Goals typically address weaknesses, with the aim of eliminating strategic disadvantages, building on strengths to develop strategic advantages, utilizing new opportunities and/or minimizing perceived threats. For example, an established political party that performs well among older voters but not as well with youth might target its recruitment to voters under 40 years of age. It might also seek to build more loyalty with older citizens by involving them in party life through newsletters or by developing mechanisms to consult them in party decisions.
Goals should flow from the problems identified during the SWOT analysis. To use the two sample problems discussed above:
- “The party communicates inconsistently with members because contact lists are decentralized and not maintained in a standardized format” might translate to a goal of “centralize contact lists and standardize communications with members”; and
- “No political party adequately represents segment ‘x’ of the population” might translate to a goal of “consult with segment ‘x’ on their needs and priorities, develop policies that address that segment’s concerns, and communicate them to that segment.”

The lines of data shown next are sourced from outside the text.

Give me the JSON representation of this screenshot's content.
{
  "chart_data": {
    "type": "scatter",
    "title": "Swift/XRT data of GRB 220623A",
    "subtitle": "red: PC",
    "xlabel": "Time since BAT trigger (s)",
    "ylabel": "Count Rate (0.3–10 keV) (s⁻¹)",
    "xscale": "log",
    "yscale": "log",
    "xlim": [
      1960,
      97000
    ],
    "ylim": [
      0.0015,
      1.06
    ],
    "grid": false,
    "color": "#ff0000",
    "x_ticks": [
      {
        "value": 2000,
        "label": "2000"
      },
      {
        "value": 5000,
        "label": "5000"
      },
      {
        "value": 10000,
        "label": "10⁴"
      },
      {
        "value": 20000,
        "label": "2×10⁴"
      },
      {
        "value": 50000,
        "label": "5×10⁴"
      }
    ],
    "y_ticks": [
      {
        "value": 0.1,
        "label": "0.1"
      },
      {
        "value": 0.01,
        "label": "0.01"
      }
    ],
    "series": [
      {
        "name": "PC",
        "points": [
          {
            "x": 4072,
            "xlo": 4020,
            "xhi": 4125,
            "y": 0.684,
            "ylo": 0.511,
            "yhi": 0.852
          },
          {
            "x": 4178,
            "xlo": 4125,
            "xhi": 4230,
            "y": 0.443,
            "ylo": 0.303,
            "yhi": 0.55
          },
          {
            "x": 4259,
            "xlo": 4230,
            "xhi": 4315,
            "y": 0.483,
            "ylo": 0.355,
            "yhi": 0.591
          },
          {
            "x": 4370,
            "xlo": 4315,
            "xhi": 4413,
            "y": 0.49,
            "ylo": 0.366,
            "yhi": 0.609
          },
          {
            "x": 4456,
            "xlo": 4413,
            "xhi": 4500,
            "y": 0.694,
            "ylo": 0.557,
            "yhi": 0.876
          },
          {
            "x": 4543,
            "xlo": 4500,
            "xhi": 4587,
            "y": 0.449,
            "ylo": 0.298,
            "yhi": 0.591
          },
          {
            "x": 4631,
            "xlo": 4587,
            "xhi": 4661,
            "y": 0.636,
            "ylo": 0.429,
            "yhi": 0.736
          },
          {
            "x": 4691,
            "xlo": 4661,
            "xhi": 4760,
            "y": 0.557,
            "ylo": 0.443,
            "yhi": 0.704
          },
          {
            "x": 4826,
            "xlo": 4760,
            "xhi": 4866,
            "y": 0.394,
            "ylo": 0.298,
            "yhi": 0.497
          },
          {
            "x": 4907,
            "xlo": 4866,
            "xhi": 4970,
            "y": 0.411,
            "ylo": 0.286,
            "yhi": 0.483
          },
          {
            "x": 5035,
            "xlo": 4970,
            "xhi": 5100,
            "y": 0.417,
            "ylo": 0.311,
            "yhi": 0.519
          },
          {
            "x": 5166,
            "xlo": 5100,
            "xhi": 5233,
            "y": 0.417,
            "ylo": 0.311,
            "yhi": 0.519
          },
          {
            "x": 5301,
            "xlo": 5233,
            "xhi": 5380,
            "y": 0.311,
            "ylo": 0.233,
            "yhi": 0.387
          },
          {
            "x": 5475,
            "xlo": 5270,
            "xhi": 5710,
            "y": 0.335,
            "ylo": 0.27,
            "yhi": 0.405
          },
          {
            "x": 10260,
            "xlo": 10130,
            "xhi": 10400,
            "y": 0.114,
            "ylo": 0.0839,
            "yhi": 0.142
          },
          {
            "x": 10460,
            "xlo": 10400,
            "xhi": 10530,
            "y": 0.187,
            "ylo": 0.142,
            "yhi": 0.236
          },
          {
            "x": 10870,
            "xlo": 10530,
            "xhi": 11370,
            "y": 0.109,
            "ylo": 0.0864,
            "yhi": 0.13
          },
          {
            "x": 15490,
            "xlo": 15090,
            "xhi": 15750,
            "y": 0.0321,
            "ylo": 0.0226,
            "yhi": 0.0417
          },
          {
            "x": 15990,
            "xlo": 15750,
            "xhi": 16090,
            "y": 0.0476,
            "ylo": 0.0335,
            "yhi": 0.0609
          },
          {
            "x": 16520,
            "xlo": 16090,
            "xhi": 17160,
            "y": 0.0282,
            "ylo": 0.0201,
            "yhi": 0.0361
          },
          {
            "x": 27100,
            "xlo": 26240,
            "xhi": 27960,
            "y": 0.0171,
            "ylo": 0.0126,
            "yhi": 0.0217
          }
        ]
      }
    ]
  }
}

Goals are important for any new ICT project because they:
- Focus attention on the problem the party is trying to solve, rather than the technology itself;
- Provide benchmarks for assessing the ICT intervention’s efficacy; and
- Help eliminate scope creep.
For example, if a party’s goal is to increase its support among young voters, and it hopes to use social media to do that, then it can research which social media sites young voters are using. After a given period, it can assess whether young voters have responded to efforts using the selected medium and whether that has translated into more votes or an increase in young members. Finally, maintaining the goal of targeting young people prevents the party from tackling tangential projects, such as creating an additional social media group for pensioners or social workers.
Technology can help a party identify who is not being reached, and consequently help the party strengthen its outreach to those groups. For example, if opinions coming in on a party’s Facebook page are overwhelming from men and those via email are mainly women, perhaps a party can increase communication to women by reaching out directly through email communication.
One common acronym used for goal setting is SMART. This means that goals should be:
- Specific, or well-defined and focused. For example, rather than simply “Get more votes,” a goal could be “Increase vote share among women and youth in Province X.”
- Measurable, otherwise the end is indefinite. For example, “Open more branch offices” is an endless goal. By contrast, “Open five new branch offices” provides a definite, reachable target for party staff.
- Attainable and realistic. For example, every party wants to garner a majority in the legislature, but a small party that received a five percent vote share in the last national election is unlikely to do so. The party could set a more attainable goal by instead aiming for a 40 percent increase in the number of seats it holds. Further, voters and the media measure the party by the stated goals of party leaders. If the goal is to win 20 new constituencies but the party only wins ten, then it failed even if those ten seats represent a substantial improvement.
- Relevant to the party’s overall objectives and strategic vision. A party should develop a long-term strategic plan and set all goals accordingly. For more information on strategic planning, see IDEA’s Strategic Planning for Political Parties
- Time-bound, so that there is a clear deadline for goal achievement. Creating a clear timeline also helps parties select interim goals and plan periodic assessments. The plan page discusses these concepts in more detail.